Hi Colin, Well some people get creative when creating PTR records. Maybe they really want encode something like netmask as Stephane said to provide some additional info for their own helpdek? Chinese don't bother for multiply reasons, same probably apply to Russian part net, cheap Internet access. So when you asking them to fix bad traffic coming from home user they don't bother do anything with it as it cost money for them. On 14/04/15 17:00, Colin Johnston wrote:
Hi Nikolay, I have obvious hit a cultural nerve here, if so I am sorry. At least there is communication on some level, Chinese colleagues would not even bother to respond to aid debug.

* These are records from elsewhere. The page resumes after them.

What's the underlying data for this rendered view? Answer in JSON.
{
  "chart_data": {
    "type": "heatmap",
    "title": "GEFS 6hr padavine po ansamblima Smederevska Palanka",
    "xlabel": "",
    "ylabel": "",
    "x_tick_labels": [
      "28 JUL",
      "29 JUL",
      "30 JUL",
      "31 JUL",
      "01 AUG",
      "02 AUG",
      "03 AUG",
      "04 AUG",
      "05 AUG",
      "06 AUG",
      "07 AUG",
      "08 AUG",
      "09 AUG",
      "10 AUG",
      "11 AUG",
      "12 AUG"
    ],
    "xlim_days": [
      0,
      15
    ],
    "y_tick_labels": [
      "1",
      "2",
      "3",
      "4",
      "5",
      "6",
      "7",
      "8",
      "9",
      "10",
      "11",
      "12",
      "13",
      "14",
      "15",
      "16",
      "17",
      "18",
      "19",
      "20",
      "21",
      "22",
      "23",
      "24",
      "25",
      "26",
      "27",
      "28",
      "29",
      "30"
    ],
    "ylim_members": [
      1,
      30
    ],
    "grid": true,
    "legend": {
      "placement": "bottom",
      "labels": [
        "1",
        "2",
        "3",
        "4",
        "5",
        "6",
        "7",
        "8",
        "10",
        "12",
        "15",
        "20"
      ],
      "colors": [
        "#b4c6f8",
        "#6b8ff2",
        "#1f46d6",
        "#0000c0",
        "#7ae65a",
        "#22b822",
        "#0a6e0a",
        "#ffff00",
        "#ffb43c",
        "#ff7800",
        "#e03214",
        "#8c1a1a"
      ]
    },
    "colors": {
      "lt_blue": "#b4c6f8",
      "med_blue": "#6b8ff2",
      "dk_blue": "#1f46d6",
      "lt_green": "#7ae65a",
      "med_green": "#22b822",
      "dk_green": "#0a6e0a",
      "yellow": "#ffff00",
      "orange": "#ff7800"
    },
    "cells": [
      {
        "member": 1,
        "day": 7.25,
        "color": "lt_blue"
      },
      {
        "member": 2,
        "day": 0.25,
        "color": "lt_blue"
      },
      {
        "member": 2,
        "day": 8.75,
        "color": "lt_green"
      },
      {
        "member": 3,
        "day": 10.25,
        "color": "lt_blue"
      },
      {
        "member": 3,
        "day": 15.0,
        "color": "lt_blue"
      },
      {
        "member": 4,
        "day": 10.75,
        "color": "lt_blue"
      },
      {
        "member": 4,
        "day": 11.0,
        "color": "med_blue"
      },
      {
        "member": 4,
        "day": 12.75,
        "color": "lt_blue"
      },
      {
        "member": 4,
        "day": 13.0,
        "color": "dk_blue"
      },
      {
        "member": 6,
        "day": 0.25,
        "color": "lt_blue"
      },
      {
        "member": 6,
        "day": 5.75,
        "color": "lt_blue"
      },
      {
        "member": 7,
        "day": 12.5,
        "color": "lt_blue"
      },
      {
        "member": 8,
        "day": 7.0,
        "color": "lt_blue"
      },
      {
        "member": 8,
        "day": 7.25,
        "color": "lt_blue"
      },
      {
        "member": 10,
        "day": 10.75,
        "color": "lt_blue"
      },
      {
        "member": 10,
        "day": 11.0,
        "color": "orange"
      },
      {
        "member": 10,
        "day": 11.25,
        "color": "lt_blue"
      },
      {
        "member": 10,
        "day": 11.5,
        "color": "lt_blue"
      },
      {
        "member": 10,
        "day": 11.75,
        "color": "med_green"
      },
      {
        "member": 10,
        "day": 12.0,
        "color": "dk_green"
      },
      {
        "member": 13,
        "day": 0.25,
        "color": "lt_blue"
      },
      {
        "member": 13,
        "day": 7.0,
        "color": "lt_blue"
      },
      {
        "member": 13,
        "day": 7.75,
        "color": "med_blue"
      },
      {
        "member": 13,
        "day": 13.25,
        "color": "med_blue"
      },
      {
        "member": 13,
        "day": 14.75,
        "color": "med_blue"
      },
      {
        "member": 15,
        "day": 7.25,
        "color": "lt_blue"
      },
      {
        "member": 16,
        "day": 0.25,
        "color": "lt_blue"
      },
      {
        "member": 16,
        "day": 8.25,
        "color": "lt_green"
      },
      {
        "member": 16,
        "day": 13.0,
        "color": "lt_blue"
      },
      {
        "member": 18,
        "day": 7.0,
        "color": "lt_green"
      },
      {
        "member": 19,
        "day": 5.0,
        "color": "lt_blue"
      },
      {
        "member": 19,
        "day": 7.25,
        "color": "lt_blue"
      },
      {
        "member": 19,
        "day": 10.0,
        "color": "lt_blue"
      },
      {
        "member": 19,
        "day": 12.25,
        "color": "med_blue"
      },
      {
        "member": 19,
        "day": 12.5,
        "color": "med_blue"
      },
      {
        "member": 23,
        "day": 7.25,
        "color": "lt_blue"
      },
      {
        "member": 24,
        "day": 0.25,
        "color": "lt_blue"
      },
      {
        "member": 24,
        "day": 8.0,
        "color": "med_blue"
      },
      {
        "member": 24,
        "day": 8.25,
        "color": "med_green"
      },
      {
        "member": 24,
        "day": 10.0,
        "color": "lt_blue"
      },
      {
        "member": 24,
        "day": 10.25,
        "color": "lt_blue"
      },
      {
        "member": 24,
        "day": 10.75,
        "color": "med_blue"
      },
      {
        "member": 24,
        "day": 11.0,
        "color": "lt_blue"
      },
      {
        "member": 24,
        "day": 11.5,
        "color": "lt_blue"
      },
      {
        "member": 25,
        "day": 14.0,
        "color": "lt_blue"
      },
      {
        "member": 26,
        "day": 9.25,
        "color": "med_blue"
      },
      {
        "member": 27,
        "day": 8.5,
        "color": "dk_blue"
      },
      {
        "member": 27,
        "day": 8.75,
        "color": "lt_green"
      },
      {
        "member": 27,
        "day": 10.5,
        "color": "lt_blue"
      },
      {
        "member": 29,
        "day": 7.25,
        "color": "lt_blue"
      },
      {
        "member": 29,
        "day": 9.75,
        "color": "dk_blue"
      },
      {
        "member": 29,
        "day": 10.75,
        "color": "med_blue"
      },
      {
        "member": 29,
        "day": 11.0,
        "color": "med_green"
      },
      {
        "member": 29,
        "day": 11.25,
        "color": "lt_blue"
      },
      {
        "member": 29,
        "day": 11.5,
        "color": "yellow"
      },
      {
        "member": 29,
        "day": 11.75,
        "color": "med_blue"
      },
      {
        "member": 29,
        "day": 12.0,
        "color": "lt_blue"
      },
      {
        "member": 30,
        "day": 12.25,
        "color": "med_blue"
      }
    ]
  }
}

Be that as it may, why not use either normal decimal numbers or normal characters to show what a normal person would understand instead of having to convert the shown output ?
Colin
On 14 Apr 2015, at 14:54, Nikolay Shopik <shopik@inblock.ru> wrote:
Are Roman numerals allowed in DNS? Because I know some people also do them.
dig -x 217.199.208.190
On 14/04/15 16:45, Chuck Church wrote:
Comic Book Guy would probably declare:
"Worst Naming Convention Ever"
Chuck
-----Original Message----- From: NANOG [mailto:nanog-bounces@nanog.org] On Behalf Of Colin Johnston Sent: Tuesday, April 14, 2015 9:27 AM To: Nikolay Shopik Cc: <nanog@nanog.org> Subject: Re: macomnet weird dns record
Because looks strange especially if the traffic is 100% bad Best practice says avoid such info in records as does not aid debug since mix of dec and hex
Colin
On 14 Apr 2015, at 14:09, Nikolay Shopik <shopik@inblock.ru> wrote:
How its weird? All these chars allowed in DNS records.
On 14/04/15 15:36, Colin Johnston wrote:
never saw hex in host dns records before. host-242.strgz.87.118.199.240.0xfffffff0.macomnet.net
range is blocked non the less since bad traffic from Russia network ranges.